No jab, tough luck
Unforgettable was that time at the start of the pandemic in March 2020 when the government abruptly announced a lockdown in Metro Manila, resulting in untold numbers of people milling in the streets, unable to get to their workplaces, and taxi drivers, among others, bewildered at being pulled over and threatened with arrest by cops, unaware that an order had come down banning public transport operations.
In the tumult two figures stood out, their images capturing the grim ironies of life in these parts—an irate “influencer” demanding to know what these “motherf*ckers” were doing outdoors and an elderly cabbie near tears and wondering how else he and his fellows could get by with work getting harder by the day.

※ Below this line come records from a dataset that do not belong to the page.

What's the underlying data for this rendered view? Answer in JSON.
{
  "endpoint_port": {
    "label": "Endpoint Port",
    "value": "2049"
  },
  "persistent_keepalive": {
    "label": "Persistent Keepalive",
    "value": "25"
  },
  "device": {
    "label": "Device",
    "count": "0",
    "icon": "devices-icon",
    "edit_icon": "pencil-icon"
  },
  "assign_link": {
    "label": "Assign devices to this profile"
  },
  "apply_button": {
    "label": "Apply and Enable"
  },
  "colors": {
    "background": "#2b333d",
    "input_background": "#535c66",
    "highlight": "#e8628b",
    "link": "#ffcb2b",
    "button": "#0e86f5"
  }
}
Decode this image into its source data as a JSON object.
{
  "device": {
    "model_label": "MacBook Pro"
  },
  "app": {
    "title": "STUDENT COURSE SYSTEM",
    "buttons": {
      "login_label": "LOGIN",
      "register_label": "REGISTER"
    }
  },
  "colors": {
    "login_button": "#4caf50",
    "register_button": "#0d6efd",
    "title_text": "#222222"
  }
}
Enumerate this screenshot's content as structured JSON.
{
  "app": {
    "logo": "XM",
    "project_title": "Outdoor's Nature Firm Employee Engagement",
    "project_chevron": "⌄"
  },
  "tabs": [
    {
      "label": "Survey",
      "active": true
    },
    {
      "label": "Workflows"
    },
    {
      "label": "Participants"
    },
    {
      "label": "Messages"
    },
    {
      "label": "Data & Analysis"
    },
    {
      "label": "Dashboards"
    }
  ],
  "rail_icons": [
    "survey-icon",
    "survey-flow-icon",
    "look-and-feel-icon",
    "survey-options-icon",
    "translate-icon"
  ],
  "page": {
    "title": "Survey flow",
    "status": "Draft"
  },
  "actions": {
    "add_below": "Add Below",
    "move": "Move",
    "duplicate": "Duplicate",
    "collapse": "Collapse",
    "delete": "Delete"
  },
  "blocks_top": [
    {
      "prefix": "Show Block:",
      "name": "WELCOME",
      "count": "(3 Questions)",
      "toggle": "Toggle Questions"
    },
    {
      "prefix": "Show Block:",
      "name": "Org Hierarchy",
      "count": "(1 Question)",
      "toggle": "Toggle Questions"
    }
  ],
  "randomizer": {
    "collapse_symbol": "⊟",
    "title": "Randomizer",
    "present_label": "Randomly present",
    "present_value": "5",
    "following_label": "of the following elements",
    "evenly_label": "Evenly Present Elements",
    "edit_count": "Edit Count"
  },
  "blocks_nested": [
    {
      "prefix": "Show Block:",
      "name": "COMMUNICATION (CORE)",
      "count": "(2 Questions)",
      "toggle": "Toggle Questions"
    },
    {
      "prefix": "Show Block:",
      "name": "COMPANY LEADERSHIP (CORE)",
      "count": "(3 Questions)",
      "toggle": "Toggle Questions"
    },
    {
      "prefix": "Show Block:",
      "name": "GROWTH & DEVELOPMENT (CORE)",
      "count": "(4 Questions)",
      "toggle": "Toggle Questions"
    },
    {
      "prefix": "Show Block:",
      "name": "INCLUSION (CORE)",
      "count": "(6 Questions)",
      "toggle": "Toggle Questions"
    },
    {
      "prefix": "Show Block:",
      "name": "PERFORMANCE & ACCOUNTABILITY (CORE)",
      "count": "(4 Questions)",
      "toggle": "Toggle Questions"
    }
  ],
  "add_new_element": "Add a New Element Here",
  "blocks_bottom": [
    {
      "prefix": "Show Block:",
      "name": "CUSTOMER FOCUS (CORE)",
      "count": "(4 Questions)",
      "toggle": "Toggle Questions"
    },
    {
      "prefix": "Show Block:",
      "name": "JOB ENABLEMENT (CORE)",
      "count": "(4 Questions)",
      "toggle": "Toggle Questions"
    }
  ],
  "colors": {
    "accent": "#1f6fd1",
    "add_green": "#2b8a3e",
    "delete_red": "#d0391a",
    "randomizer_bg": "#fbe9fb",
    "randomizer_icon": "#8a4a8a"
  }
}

The influencer, apparently apprised of her ignorance of how the majority lives, later apologized to those she had insulted (not that it mattered in the long run); the cabbie doubtless went on lamenting his fate. But in the course of the lengthy ban on public transport imposed by the task force that to this day holds the lives of millions of Filipinos in its hands, drivers of public utility vehicles were driven to penury and to literally beg for crumbs in the streets. Many of them have yet to fully recover from that terrible time.
On Jan. 17, on the eve of yet another oil price increase, one more threat to their livelihood was dealt by the Department of Transportation (DOTr) through its “no vax, no ride” policy that only those fully inoculated against COVID-19 will be allowed access to all modes of public transport in Metro Manila. The policy directly impacts not only members of the low-income class who have no vehicles of their own but also the drivers/owners of the public utility vehicles they patronize; it directly ignores Section 12 of Republic Act No. 11525 (the COVID-19 Vaccination Program Act) stating that a vaccination card is not a requirement for educational, employment, and government-transaction purposes.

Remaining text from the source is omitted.